Dzwoni do mnie Ziomek, kiśnie przed dobre dwie minuty ze śmiechu zanim wydobył z siebie jakiekolwiek słowo i mówi tak:
Z- Ty, słuchaj! Zgadnij co się odjebało?
J- No, nie wiem. Pewnie coś śmiesznego.
Z- Starzy mnie z domu wyrzucili XD
J- Wiesz, masz 25 lat i pasożyciłeś u nich gorzej niż huba, czy jemioła. Co się stało?

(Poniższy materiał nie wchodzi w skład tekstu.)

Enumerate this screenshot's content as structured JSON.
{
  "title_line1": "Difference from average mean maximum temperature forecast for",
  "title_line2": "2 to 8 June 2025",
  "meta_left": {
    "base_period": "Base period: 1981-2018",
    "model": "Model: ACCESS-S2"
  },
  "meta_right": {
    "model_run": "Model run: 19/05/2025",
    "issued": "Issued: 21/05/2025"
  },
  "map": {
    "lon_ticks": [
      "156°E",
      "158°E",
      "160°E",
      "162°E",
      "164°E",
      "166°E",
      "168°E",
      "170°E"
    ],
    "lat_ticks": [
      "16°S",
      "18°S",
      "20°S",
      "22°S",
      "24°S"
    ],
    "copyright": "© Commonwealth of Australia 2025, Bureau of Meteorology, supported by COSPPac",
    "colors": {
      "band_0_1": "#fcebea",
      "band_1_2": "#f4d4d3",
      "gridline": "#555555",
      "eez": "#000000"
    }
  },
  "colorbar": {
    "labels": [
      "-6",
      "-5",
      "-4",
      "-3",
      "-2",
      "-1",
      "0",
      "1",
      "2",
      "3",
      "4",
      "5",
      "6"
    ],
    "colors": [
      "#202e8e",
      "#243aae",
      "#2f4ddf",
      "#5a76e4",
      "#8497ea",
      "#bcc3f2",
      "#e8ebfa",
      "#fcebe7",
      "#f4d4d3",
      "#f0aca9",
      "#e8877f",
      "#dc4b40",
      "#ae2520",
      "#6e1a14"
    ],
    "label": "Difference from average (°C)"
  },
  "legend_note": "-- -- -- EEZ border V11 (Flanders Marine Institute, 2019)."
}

Z- Jedzenie i moje istnienie.
J- Kontynuuj.
Z- Matka po mnie drze mordę, bo zjadłem wczorajszy obiad Ojca na śniadanie i powiedziałem Jej, że ja się na świat nie prosiłem i akurat za oknem widzę, że matka ptak karmi swoje młode, pokazuje Jej ten piękny obraz przyrody i pytam, czy nie wstydzi się, że jakieś kurwa matki gołębie lepiej traktują swoje młode niż Ty i czy nie jest Jej wstyd? Matka mnie spakowała, bo sam nie wiem gdzie do mam i wyjebala z chaty z płaczem.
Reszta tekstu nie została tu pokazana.